The death ceremony begins with "In The Half Light"; massive orchestral black ambience slowly drifts through vast chthonic chambers, peals of distant war-horns blaring deep beneath the earth. Then the title track comes rumbling in on a black wave of doom-laden heaviness, crushing Sunn-like guitars and peals of industrial noise reverberating through the depths, monstrous growls and strange wordless chanting drifting over eerie minor key piano notes floating in the blackness. On "Works Of Fire", a distorted vocal recites some mysterious verse as pounding tribal drums and rumbling tectonic drones flow in, joined by more distorted chanting as the sound is whipped up into a hypnotizing fire ritual. "Dawn Of The Final Purge" has ghoulish cackling and scraping metal set aghainst a backdrop of minimal dark electronic ambience and droning synthesizers, and "Thee I Invoke" is a dreamlike death-trance of slurred growling vokills, deep dubby percussion and looped drones.

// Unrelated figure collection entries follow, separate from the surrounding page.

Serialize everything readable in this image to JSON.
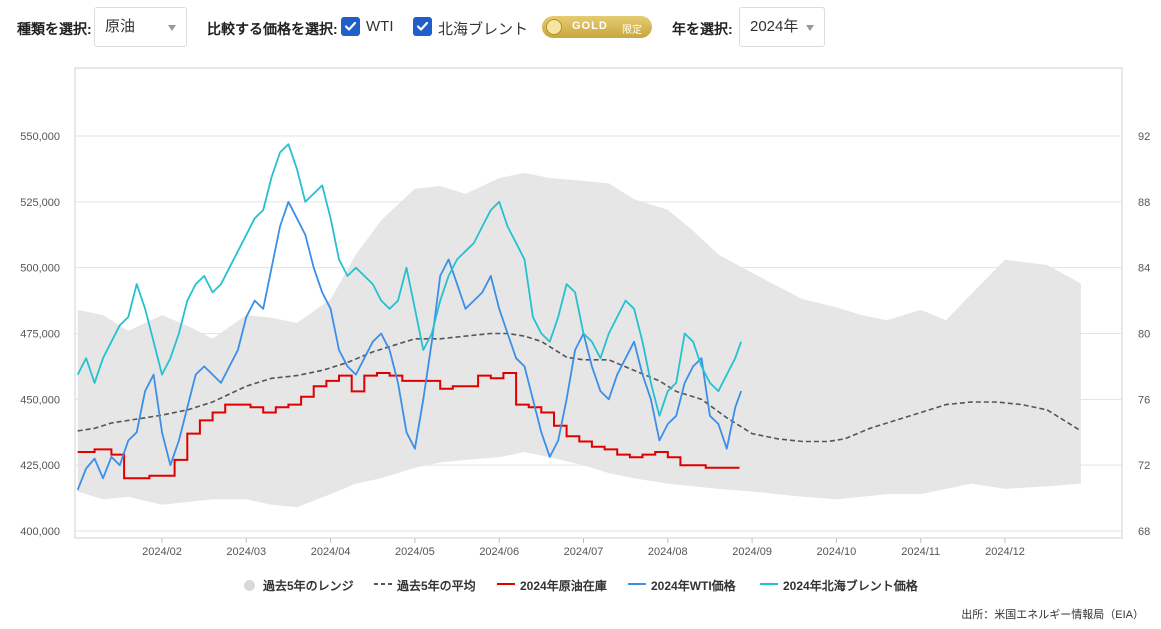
{
  "controls": {
    "type_label": "種類を選択:",
    "type_value": "原油",
    "compare_label": "比較する価格を選択:",
    "checkbox_wti": "WTI",
    "checkbox_brent": "北海ブレント",
    "gold_badge": "GOLD",
    "gold_sub": "限定",
    "year_label": "年を選択:",
    "year_value": "2024年"
  },
  "chart_data": {
    "type": "line",
    "x_ticks": [
      "2024/02",
      "2024/03",
      "2024/04",
      "2024/05",
      "2024/06",
      "2024/07",
      "2024/08",
      "2024/09",
      "2024/10",
      "2024/11",
      "2024/12"
    ],
    "y_left": {
      "range": [
        400000,
        550000
      ],
      "ticks": [
        "400,000",
        "425,000",
        "450,000",
        "475,000",
        "500,000",
        "525,000",
        "550,000"
      ]
    },
    "y_right": {
      "range": [
        68,
        92
      ],
      "ticks": [
        "68",
        "72",
        "76",
        "80",
        "84",
        "88",
        "92"
      ]
    },
    "grid": true,
    "legend_position": "bottom",
    "series": [
      {
        "name": "過去5年のレンジ",
        "axis": "left",
        "color": "#e6e6e6",
        "x": [
          1.0,
          1.3,
          1.6,
          2.0,
          2.3,
          2.6,
          3.0,
          3.3,
          3.6,
          4.0,
          4.3,
          4.6,
          5.0,
          5.3,
          5.6,
          6.0,
          6.3,
          6.6,
          7.0,
          7.3,
          7.6,
          8.0,
          8.3,
          8.6,
          9.0,
          9.3,
          9.6,
          10.0,
          10.3,
          10.6,
          11.0,
          11.3,
          11.6,
          12.0,
          12.5,
          12.9
        ],
        "upper": [
          484000,
          482000,
          476000,
          482000,
          478000,
          473000,
          482000,
          481000,
          479000,
          488000,
          505000,
          518000,
          530000,
          531000,
          528000,
          534000,
          536000,
          534000,
          533000,
          532000,
          526000,
          522000,
          514000,
          505000,
          498000,
          493000,
          488000,
          485000,
          482000,
          480000,
          484000,
          480000,
          490000,
          503000,
          501000,
          494000
        ],
        "lower": [
          415000,
          412000,
          413000,
          410000,
          411000,
          412000,
          412000,
          410000,
          409000,
          414000,
          418000,
          420000,
          424000,
          426000,
          427000,
          428000,
          430000,
          428000,
          425000,
          422000,
          420000,
          418000,
          417000,
          416000,
          415000,
          414000,
          413000,
          412000,
          413000,
          414000,
          414000,
          416000,
          418000,
          416000,
          417000,
          418000
        ]
      },
      {
        "name": "過去5年の平均",
        "axis": "left",
        "color": "#555555",
        "x": [
          1.0,
          1.2,
          1.4,
          1.6,
          1.8,
          2.0,
          2.3,
          2.6,
          2.8,
          3.0,
          3.3,
          3.6,
          3.9,
          4.2,
          4.5,
          4.8,
          5.0,
          5.3,
          5.6,
          5.9,
          6.1,
          6.3,
          6.5,
          6.8,
          7.0,
          7.3,
          7.6,
          7.9,
          8.1,
          8.4,
          8.7,
          9.0,
          9.3,
          9.6,
          9.9,
          10.1,
          10.4,
          10.7,
          11.0,
          11.3,
          11.6,
          11.9,
          12.2,
          12.5,
          12.9
        ],
        "values": [
          438000,
          439000,
          441000,
          442000,
          443000,
          444000,
          446000,
          449000,
          452000,
          455000,
          458000,
          459000,
          461000,
          464000,
          468000,
          471000,
          473000,
          473000,
          474000,
          475000,
          475000,
          474000,
          472000,
          466000,
          465000,
          465000,
          461000,
          457000,
          453000,
          450000,
          443000,
          437000,
          435000,
          434000,
          434000,
          435000,
          439000,
          442000,
          445000,
          448000,
          449000,
          449000,
          448000,
          446000,
          438000
        ]
      },
      {
        "name": "2024年原油在庫",
        "axis": "left",
        "color": "#e00000",
        "x": [
          1.0,
          1.2,
          1.4,
          1.55,
          1.7,
          1.85,
          2.0,
          2.15,
          2.3,
          2.45,
          2.6,
          2.75,
          2.9,
          3.05,
          3.2,
          3.35,
          3.5,
          3.65,
          3.8,
          3.95,
          4.1,
          4.25,
          4.4,
          4.55,
          4.7,
          4.85,
          5.0,
          5.15,
          5.3,
          5.45,
          5.6,
          5.75,
          5.9,
          6.05,
          6.2,
          6.35,
          6.5,
          6.65,
          6.8,
          6.95,
          7.1,
          7.25,
          7.4,
          7.55,
          7.7,
          7.85,
          8.0,
          8.15,
          8.3,
          8.45,
          8.6,
          8.75,
          8.85
        ],
        "values": [
          430000,
          431000,
          429000,
          420000,
          420000,
          421000,
          421000,
          427000,
          437000,
          442000,
          445000,
          448000,
          448000,
          447000,
          445000,
          447000,
          448000,
          451000,
          455000,
          457000,
          459000,
          453000,
          459000,
          460000,
          459000,
          457000,
          457000,
          457000,
          454000,
          455000,
          455000,
          459000,
          458000,
          460000,
          448000,
          447000,
          445000,
          440000,
          436000,
          434000,
          432000,
          431000,
          429000,
          428000,
          429000,
          430000,
          428000,
          425000,
          425000,
          424000,
          424000,
          424000,
          424000
        ]
      },
      {
        "name": "2024年WTI価格",
        "axis": "right",
        "color": "#3b8fe8",
        "x": [
          1.0,
          1.1,
          1.2,
          1.3,
          1.4,
          1.5,
          1.6,
          1.7,
          1.8,
          1.9,
          2.0,
          2.1,
          2.2,
          2.3,
          2.4,
          2.5,
          2.6,
          2.7,
          2.8,
          2.9,
          3.0,
          3.1,
          3.2,
          3.3,
          3.4,
          3.5,
          3.6,
          3.7,
          3.8,
          3.9,
          4.0,
          4.1,
          4.2,
          4.3,
          4.4,
          4.5,
          4.6,
          4.7,
          4.8,
          4.9,
          5.0,
          5.1,
          5.2,
          5.3,
          5.4,
          5.5,
          5.6,
          5.7,
          5.8,
          5.9,
          6.0,
          6.1,
          6.2,
          6.3,
          6.4,
          6.5,
          6.6,
          6.7,
          6.8,
          6.9,
          7.0,
          7.1,
          7.2,
          7.3,
          7.4,
          7.5,
          7.6,
          7.7,
          7.8,
          7.9,
          8.0,
          8.1,
          8.2,
          8.3,
          8.4,
          8.5,
          8.6,
          8.7,
          8.8,
          8.87
        ],
        "values": [
          70.5,
          71.8,
          72.4,
          71.2,
          72.5,
          72.0,
          73.5,
          74.0,
          76.5,
          77.5,
          74.0,
          72.0,
          73.5,
          75.5,
          77.5,
          78.0,
          77.5,
          77.0,
          78.0,
          79.0,
          81.0,
          82.0,
          81.5,
          84.0,
          86.5,
          88.0,
          87.0,
          86.0,
          84.0,
          82.5,
          81.5,
          79.0,
          78.0,
          77.5,
          78.5,
          79.5,
          80.0,
          79.0,
          77.0,
          74.0,
          73.0,
          76.0,
          79.5,
          83.5,
          84.5,
          83.0,
          81.5,
          82.0,
          82.5,
          83.5,
          81.5,
          80.0,
          78.5,
          78.0,
          76.0,
          74.0,
          72.5,
          73.5,
          76.0,
          79.0,
          80.0,
          78.0,
          76.5,
          76.0,
          77.5,
          78.5,
          79.5,
          77.5,
          76.0,
          73.5,
          74.5,
          75.0,
          77.0,
          78.0,
          78.5,
          75.0,
          74.5,
          73.0,
          75.5,
          76.5
        ]
      },
      {
        "name": "2024年北海ブレント価格",
        "axis": "right",
        "color": "#25c1cf",
        "x": [
          1.0,
          1.1,
          1.2,
          1.3,
          1.4,
          1.5,
          1.6,
          1.7,
          1.8,
          1.9,
          2.0,
          2.1,
          2.2,
          2.3,
          2.4,
          2.5,
          2.6,
          2.7,
          2.8,
          2.9,
          3.0,
          3.1,
          3.2,
          3.3,
          3.4,
          3.5,
          3.6,
          3.7,
          3.8,
          3.9,
          4.0,
          4.1,
          4.2,
          4.3,
          4.4,
          4.5,
          4.6,
          4.7,
          4.8,
          4.9,
          5.0,
          5.1,
          5.2,
          5.3,
          5.4,
          5.5,
          5.6,
          5.7,
          5.8,
          5.9,
          6.0,
          6.1,
          6.2,
          6.3,
          6.4,
          6.5,
          6.6,
          6.7,
          6.8,
          6.9,
          7.0,
          7.1,
          7.2,
          7.3,
          7.4,
          7.5,
          7.6,
          7.7,
          7.8,
          7.9,
          8.0,
          8.1,
          8.2,
          8.3,
          8.4,
          8.5,
          8.6,
          8.7,
          8.8,
          8.87
        ],
        "values": [
          77.5,
          78.5,
          77.0,
          78.5,
          79.5,
          80.5,
          81.0,
          83.0,
          81.5,
          79.5,
          77.5,
          78.5,
          80.0,
          82.0,
          83.0,
          83.5,
          82.5,
          83.0,
          84.0,
          85.0,
          86.0,
          87.0,
          87.5,
          89.5,
          91.0,
          91.5,
          90.0,
          88.0,
          88.5,
          89.0,
          87.0,
          84.5,
          83.5,
          84.0,
          83.5,
          83.0,
          82.0,
          81.5,
          82.0,
          84.0,
          81.5,
          79.0,
          80.0,
          82.0,
          83.5,
          84.5,
          85.0,
          85.5,
          86.5,
          87.5,
          88.0,
          86.5,
          85.5,
          84.5,
          81.0,
          80.0,
          79.5,
          81.0,
          83.0,
          82.5,
          80.0,
          79.5,
          78.5,
          80.0,
          81.0,
          82.0,
          81.5,
          79.5,
          77.0,
          75.0,
          76.5,
          77.0,
          80.0,
          79.5,
          78.0,
          77.0,
          76.5,
          77.5,
          78.5,
          79.5
        ]
      }
    ]
  },
  "source": "出所：米国エネルギー情報局（EIA）"
}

The heaviest material is saved for last. On "Furnace God", slow stomping martial rhythms meet grinding metallic scrape and screech, creating abrasive rhythmic machine throb that reminds me of MZ.412; then a crushing slow drum beat drops in, and suddenly it becomes almost like a pitch black Godflesh jam, super-heavy and percussive, pounding massive gouges into the earth. "For Thus You Will Sow" is another seriously heavy machine-dirge, with bursts of clanking percussion strafing a strange heaving slow motion industrial dirge, and putrid guttural vocals and sheets of black drift disturbed by blasts of grinding noise, and the album closes with the martial percussion and Lustmordian ambience of "Upon The Heath". It's amazing stuff that straddles the line between the blackest corners of the Cold Meat back catalog and the heaviest strains of black metal-influenced industrial, and both this and Funerary Call's last album Dark Waters Stirred are recommended listening for followers of pitch-dark ambience.